REVIEW - SEOBOK
Saat manusia ingin tetap hidup, apakah ia benar-benar ingin menjalani kehidupan, atau karena takut akan kematian? Kenapa takut akan kematian, di saat mati tak ubahnya tidur panjang untuk selamanya? Kenapa bukan kehidupan yang ditakuti, padahal hidup banyak meninggalkan rasa sakit? Melalui dua protagonisnya, mantan agen intelijen yang tinggal menanti ajal akibat penyakit dan individu abadi hasil kloning, sutradara/penulis naskah Lee Yong-ju mengeksplorasi deretan pertanyaan di atas, guna melahirkan thought-provoking blockbuster, meski tak semua pokok bahasan mendapat jawaban memuaskan.
Hidup Min Ki-hun (Gong Yoo) berantakan saat pertama kita menjumpainya. Selain penyakit yang membuatnya divonis berumur pendek, ia pun kecanduan obat-obatan. Sampai mantan bosnya di biro intelijen, Ahn (Jo Woo-jin), menawarinya misi melindungi Seo Bok (Park Bo-gum), manusia hasil kloning pertama yang memiliki hidup abadi. Sel dalam tubuhnya juga dipercaya bisa menyembuhkan semua penyakit. Bukan cuma itu, kekuatan super lain juga dimiliki Seo Bok. Gelombang otaknya dapat mengontrol tekanan semua benda, sehingga ia mampu menggerakkan apa pun hanya lewat pikiran.
Tentu dengan kemampuan demikian, banyak pihak berhasrat mengendalikannya, dan dari situlah Seobok membangun pondasi sebagai road movie bersampul aksi fiksi ilmiah. Benar ada rentetan aksi, pun bujet sekitar 16,5 miliar won (hampir 15 juta dollar) mampu memberi efek CGi lumayan solid, namun fokus utama filmnya justru mengeksplorasi perspektif perihal kehidupan.
Di sela-sela perjalanan, Ki-hun dan Seo Bok kerap bertukar pikiran, melempar pertanyaan-pertanyaan seperti tertulis di paragraf pembuka. Sebagai manusia abadi, wajar saat Seo Bok bertanya, "What dying feels like?" kepada Ki-hun yang tengah sakit keras. Baru ketika menyusul pertanyaan, "Did it feel good to live?", sesaat saya tertegun. Kepercayaan umum bahwa "hidup merupakan anugerah" membuat manusia jarang, atau malah tak pernah menanyakan itu. Sebab berbeda dengan kita, bagi Seo Bok keberhasilan bertahan hidup bukan suatu pencapaian.

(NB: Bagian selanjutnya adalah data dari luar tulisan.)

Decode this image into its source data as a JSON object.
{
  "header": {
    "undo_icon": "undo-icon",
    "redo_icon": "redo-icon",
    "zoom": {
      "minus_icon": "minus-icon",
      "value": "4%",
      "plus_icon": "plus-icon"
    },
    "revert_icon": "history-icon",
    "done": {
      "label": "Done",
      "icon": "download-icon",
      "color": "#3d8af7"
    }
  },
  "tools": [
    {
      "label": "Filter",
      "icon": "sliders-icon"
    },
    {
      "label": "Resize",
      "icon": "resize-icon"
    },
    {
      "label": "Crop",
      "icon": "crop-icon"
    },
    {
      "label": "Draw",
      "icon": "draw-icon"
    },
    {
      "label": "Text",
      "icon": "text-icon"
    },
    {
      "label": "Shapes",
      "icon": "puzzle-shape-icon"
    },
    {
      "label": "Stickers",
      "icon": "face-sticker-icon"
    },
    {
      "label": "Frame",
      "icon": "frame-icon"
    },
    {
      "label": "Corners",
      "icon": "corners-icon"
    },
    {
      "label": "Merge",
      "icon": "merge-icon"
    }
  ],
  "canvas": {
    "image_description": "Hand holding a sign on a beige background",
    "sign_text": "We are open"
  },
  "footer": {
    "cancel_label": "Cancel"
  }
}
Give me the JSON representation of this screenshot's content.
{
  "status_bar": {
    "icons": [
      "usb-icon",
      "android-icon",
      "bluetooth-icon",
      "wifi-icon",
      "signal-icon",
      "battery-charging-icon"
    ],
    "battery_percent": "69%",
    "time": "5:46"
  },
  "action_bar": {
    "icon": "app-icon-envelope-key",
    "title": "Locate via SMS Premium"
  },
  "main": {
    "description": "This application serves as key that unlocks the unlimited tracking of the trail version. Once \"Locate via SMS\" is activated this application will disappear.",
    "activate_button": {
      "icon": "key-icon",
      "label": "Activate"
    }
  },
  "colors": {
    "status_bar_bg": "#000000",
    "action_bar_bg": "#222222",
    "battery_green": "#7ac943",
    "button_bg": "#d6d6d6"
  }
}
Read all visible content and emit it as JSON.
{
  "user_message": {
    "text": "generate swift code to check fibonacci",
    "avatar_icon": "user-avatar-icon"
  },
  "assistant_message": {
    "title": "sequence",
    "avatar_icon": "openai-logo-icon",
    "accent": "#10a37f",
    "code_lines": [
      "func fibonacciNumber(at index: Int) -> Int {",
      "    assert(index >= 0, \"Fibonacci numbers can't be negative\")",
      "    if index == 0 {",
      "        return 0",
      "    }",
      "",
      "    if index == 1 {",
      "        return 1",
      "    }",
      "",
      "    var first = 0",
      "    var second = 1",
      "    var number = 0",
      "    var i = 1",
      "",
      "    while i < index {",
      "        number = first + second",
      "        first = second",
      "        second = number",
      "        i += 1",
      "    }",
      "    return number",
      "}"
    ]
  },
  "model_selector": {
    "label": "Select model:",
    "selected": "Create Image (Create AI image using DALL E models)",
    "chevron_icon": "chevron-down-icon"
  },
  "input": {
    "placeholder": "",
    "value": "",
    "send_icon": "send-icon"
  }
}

Jelas jawaban film ini atas pertanyaan Seo Bok adalah, "Yes, it feels good to live". Mengapa? Akibat perasaan bersalah dari masa lalu, Ki-hun sadar ia pantas mati, namun ia tetap ingin hidup. Mengapa? Selepas satu adegan berbalut visual indah nan magis berlatar pantai, Seo Bok mampu mengentaskan Ki-hun dari rasa berdosa, tapi Lee Yong-ju gagal menyediakan konklusi memuaskan bagi proses protagonisnya. Jadi apakah Ki-hun memilih hidup karena benar-benar ingin, atau semata akibat takut akan kematian? Jawabannya tidak pernah meyakinkan.
Dampak emosi dari presentasi dramanya juga tersendat gara-gara beberapa adegan berlangsung lebih lama dari seharusnya, bak menolak berakhir meski poinnya sudah tersampaikan. Berakhir tak membosankan berkat penampilan dua pemeran utama. Ketika Bo-gum punya wajah "polos" yang cocok mewakili kemurnian Seo Bok, Gong Yoo menjadi kutub berlawanan. Kacau, berantakan, mudah kesal. Tidak jarang, kuatnya chemistry mereka dimanfaatkan sebagai alat pencipta dinamika, khususnya dalam tiap selipan humor, yang sesekali menggiring Seobok ke ranah buddy comedy.
Dikenal sebagai sosok di balik lahirnya romansa Architecture 101 (2012) tak menjadikan Yong-ju canggung mengarahkan aksi, yang di luar dugaan cukup brutal dan menyakitkan (not gory, but has more violent than expected), terlebih kala melibatkan Seo Bok unjuk gigi memamerkan kekuatan supernya.